Par la suite, elle établit son quartier général à Devizes (Wiltshire). Elle profite des erreurs politiques d'Étienne en accueillant dans son camp Ranulf, comte de Chester en 1146, mais elle est incapable de contrer le contrôle royaliste au nord et à l'est. Ses demandes d'assistance à son mari, qui a pourtant achevé sa conquête de la Normandie en 1144, sont ignorées.

Fin 1147, son demi-frère Robert, son plus ardent supporter, décède d'une fièvre à Bristol. Quelques mois plus tard, elle se retire en Normandie, laissant son fils Henri poursuivre sa revendication pour lui-même.

Après des tentatives vaines en 1147 et 1149, il débarque à nouveau en Angleterre, début 1153, avec une puissante armée. À la fin de l'année, après le décès d'Eustache IV de Boulogne, fils et héritier présomptif du roi, les conditions sont réunies pour un traité de paix. Selon les termes de l'accord, Étienne d'Angleterre et Henri se reconnaissent pour père et fils, et il est conclu que ce dernier succédera à Étienne à sa mort.

[modifier] Fin de vie

Elle se retire à Rouen, en Normandie pour le restant de sa vie, tenant sa propre cour. Elle intervient dans les querelles entre ses fils Henri et Geoffroy, mais la paix reste brève entre eux. Geoffroy se rebelle deux fois contre son frère, mais il meurt soudainement en 1158. Les relations entre Henri et son frère Guillaume sont plus cordiales, et ce dernier se voit attribuer de vastes possessions en Angleterre.

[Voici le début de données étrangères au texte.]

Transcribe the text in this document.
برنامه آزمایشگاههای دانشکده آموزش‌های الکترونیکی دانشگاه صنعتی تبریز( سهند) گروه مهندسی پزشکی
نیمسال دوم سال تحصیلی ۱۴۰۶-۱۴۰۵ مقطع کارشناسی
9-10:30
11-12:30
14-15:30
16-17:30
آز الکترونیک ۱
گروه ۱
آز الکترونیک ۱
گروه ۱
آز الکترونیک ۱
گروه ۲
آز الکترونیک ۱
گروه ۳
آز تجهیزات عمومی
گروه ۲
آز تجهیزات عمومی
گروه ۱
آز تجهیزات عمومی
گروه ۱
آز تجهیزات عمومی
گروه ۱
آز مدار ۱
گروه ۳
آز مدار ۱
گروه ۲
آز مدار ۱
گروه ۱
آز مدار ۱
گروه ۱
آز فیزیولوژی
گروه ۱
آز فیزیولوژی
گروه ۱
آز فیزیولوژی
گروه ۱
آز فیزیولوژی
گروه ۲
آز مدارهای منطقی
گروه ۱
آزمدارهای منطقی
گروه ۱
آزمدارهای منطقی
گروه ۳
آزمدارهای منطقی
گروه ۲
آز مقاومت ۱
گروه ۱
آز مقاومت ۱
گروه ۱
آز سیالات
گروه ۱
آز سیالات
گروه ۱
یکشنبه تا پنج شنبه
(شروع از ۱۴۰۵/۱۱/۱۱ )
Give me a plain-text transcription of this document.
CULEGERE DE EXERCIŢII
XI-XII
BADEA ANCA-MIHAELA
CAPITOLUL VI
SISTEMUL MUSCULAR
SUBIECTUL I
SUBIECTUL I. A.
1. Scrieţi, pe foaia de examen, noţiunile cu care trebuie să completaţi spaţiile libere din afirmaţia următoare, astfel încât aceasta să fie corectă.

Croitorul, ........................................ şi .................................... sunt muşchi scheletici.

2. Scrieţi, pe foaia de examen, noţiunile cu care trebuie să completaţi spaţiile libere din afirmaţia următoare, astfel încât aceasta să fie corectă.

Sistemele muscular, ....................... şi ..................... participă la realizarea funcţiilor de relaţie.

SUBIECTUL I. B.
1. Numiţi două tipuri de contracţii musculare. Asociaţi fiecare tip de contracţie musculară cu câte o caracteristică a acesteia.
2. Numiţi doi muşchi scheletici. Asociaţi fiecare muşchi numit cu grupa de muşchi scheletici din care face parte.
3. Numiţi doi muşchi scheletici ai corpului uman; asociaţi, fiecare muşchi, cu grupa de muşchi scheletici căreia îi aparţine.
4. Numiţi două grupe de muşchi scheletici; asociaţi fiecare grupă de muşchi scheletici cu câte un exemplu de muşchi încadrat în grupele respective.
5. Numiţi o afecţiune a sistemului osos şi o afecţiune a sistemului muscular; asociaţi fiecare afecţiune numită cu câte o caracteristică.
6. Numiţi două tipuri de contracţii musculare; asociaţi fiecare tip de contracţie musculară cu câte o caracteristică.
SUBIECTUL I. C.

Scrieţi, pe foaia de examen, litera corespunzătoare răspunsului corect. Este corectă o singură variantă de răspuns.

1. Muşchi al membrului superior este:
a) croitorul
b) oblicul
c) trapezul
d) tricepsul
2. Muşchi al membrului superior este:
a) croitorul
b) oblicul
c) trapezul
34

Guillaume, son fils favori, se rend auprès d'elle après que Thomas Becket lui ait refusé son mariage avec Isabelle de Warenne, la comtesse de Surrey. C'est là qu'il meurt en 1164, la laissant dans un grand chagrin. Elle essaye aussi de servir de médiateur entre Henri et Thomas Becket, mais sans succès.

Mathilde ne fut jamais aimée des Anglais qui la jugèrent trop étrangère et trop hautaine. Elle parlait trois langues : le français, l'allemand et le latin. Bien qu'elle eût espéré se faire couronner en 1141, elle ne fut jamais reine d'Angleterre. Elle est néanmoins reconnue comme ayant été souveraine du royaume entre février et novembre 1141.

Lorsque le traité de Wallingford fut connu, la rumeur qui circulait depuis plusieurs années en Angleterre, insinuant qu'Étienne était en fait le père biologique d'Henri, fut renforcée.

Elle meurt à Rouen en 1167, et fut inhumée dans la cathédrale. On pouvait lire sur sa tombe son épitaphe : « Ci-gît la fille, femme, et mère d'Henri ».

[modifier] Mariages et descendance

À Mayence, le 7 janvier 1114, elle épouse Henri V du Saint-Empire (1081-1125), empereur romain germanique dont elle n'a aucune descendance connue.

En secondes noces le 17 juin 1128 au Mans, elle épouse Geoffroy V le Bel, comte du Maine (1113-1151), dont elle a trois fils :

  1. Henri (1133-1189), futur comte d'Anjou, du Maine et du Poitou, duc de Normandie et d'Aquitaine, roi d'Angleterre;
  2. Geoffroy Plantagenêt (1134-1158), futur comte d'Anjou, du Maine et de Nantes;
  3. Guillaume Plantagenêt (1136-1164), comte du Poitou.

[modifier] Voir aussi

[modifier] Notes

  1. Elle recréé le titre de comte de Hereford pour Miles de Gloucester car Étienne l'en avait dépossédé suite à la désertion de sa cause. Elle confirme le titre de comte d'Essex pour Geoffrey de Mandeville qui est passé brièvement dans son parti après la capture du roi. Elle crée les titres de comte de Devon pour Baudouin de Reviers (1141), comte d'Oxford pour Aubrey de Vere, comte de Somerset (avec Dorset) (1141) pour Guillaume de Mohun, l'un de ses favoris, comte de Cornouailles pour Réginald de Dunstanville, un demi-frère illégitime, comte de Salisbury pour Patrick de Salisbury (1143). Seuls les titres de Somerset et Salisbury ne furent pas reconnus par Étienne et son successeur Henri II. Il faut remarquer que les deux rivaux ne cherchèrent pas à désigner des comtes rivaux pour un même titre.

[modifier] Sources

  • Rois et reines d'Angleterre, sous la direction d'Antonia Fraser, Éd. Taillandier, 1975, (ISBN 2235006507).
  • Christopher Teyerman, « Mathilda », dans Who's Who in Early Medieval England, 1066-1272, Éd. Shepheard-Walwyn, 1996, p. 127-133, (ISBN 0856831328).